To make the server available on your whole LAN (port 28080):

llama-server --host 0.0.0.0 --port 28080 --model cognitivecomputations_Dolphin-Mistral-24B-Venice-Edition-Q6_K.gguf

You should see a big log dump ending in something like:

main: server is listening on http://0.0.0.0:28080 - starting the main loop

Screenshot

And voilà – everything should work!

4. Tweaking and Autostart: Running as a Service

4.1: Launch via Shell Script

To avoid typing that massive command every time (and for saner logs), use a script.

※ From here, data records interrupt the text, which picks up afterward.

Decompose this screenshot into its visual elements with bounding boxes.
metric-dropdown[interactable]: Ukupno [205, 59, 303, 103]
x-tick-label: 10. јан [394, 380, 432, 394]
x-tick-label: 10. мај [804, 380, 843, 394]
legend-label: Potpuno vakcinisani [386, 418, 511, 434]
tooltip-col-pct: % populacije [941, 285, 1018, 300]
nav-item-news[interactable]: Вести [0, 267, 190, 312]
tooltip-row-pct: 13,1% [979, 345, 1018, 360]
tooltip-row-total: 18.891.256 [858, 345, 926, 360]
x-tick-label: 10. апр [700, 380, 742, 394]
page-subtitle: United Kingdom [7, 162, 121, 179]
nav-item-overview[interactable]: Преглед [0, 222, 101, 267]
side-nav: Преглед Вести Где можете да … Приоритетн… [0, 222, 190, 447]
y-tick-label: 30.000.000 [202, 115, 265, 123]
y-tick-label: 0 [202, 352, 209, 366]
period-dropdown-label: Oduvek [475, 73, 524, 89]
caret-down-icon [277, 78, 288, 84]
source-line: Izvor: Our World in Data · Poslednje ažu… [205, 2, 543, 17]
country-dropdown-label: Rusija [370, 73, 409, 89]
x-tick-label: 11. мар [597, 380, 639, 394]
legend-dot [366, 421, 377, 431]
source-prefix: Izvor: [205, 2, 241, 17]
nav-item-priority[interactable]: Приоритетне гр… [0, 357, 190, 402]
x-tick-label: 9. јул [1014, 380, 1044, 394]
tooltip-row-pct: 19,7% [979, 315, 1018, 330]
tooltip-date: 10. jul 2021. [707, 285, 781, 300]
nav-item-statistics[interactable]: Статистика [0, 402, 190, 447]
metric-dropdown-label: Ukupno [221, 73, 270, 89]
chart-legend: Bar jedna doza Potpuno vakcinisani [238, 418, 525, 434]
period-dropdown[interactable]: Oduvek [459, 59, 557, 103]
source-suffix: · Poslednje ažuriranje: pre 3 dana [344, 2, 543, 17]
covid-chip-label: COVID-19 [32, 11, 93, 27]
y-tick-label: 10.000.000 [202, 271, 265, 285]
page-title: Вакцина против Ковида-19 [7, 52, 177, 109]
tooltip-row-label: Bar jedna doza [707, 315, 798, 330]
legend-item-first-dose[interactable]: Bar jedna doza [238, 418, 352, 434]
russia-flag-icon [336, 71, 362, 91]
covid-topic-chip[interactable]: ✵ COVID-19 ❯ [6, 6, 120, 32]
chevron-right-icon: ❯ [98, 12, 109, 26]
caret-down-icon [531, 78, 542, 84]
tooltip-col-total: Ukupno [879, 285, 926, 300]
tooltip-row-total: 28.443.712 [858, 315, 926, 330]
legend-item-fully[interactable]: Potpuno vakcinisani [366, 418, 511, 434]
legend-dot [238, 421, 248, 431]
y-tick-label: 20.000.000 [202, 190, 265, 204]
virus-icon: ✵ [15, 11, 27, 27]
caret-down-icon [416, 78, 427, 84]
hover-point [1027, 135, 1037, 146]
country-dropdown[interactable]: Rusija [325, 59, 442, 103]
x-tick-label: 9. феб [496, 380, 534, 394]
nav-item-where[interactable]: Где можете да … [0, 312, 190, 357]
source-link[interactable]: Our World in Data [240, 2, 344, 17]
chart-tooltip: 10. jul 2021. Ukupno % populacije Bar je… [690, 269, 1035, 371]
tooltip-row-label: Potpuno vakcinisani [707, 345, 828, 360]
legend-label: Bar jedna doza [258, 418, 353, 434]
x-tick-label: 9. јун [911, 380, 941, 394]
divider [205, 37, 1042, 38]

Here’s an example for my setup (3 × RX 580):

#!/bin/bash

MODEL_PATH="/mnt/nas.models/cognitivecomputations_Dolphin-Mistral-24B-Venice-Edition-Q6_K.gguf"
HOST="0.0.0.0"
PORT="8080"
CTX_SIZE="2048"
GPU_LAYERS="999"
BATCH_SIZE="256"
THREADS="12"
VULKAN_DEVICES="0,1,2"
LOGFILE="/var/log/llama-server.log"

if [ ! -f "$MODEL_PATH" ]; then
    echo "❌ Model file does not exist: $MODEL_PATH"
    exit 1
fi

echo "🚀 Starting llama-server with Vulkan and RX 580 x3..."
echo "🧠 Model: $MODEL_PATH"
echo "🌐 Listening on: $HOST:$PORT"
echo "🎮 Vulkan devices: $VULKAN_DEVICES"
echo "📏 ctx-size: $CTX_SIZE | 🧮 batch-size: $BATCH_SIZE | 🧠 GPU-layers: $GPU_LAYERS"
echo "📃 Logging to: $LOGFILE"

/opt/llama.cpp/bin/llama-server \
  --model "$MODEL_PATH" \
  --ctx-size "$CTX_SIZE" \
  --host "$HOST" \
  --port "$PORT" \
  --gpu-layers "$GPU_LAYERS" \
  --batch-size "$BATCH_SIZE" \
  --threads "$THREADS" \
  --api-key secret-api-key \
  >> "$LOGFILE" 2>&1

4.2: Run on Boot with systemd

Save the script above as /home/<your-user>/scripts/start-llama-server and make it executable.
Create your systemd service file:

sudo micro /etc/systemd/system/llama-server.service

Paste:

[Unit]
Description=Llama Server
After=network.target

[Service]
Type=simple
User=your-user
Group=your-user
ExecStart=/home/your-user/scripts/start-llama-server
Restart=on-failure
RestartSec=5
WorkingDirectory=/home/your-user/scripts
StandardOutput=append:/var/log/llama-server.log
StandardError=append:/var/log/llama-server.log

[Install]
WantedBy=multi-user.target

Note: Replace your-user with your username.

Enable and start the service:

sudo systemctl daemon-reload
sudo systemctl enable --now llama-server

Watch logs in real time:

tail -f /var/log/llama-server.log

Conclusion

Congratulations! You now have the power of LLMs running on “crap” hardware. Go do something weird.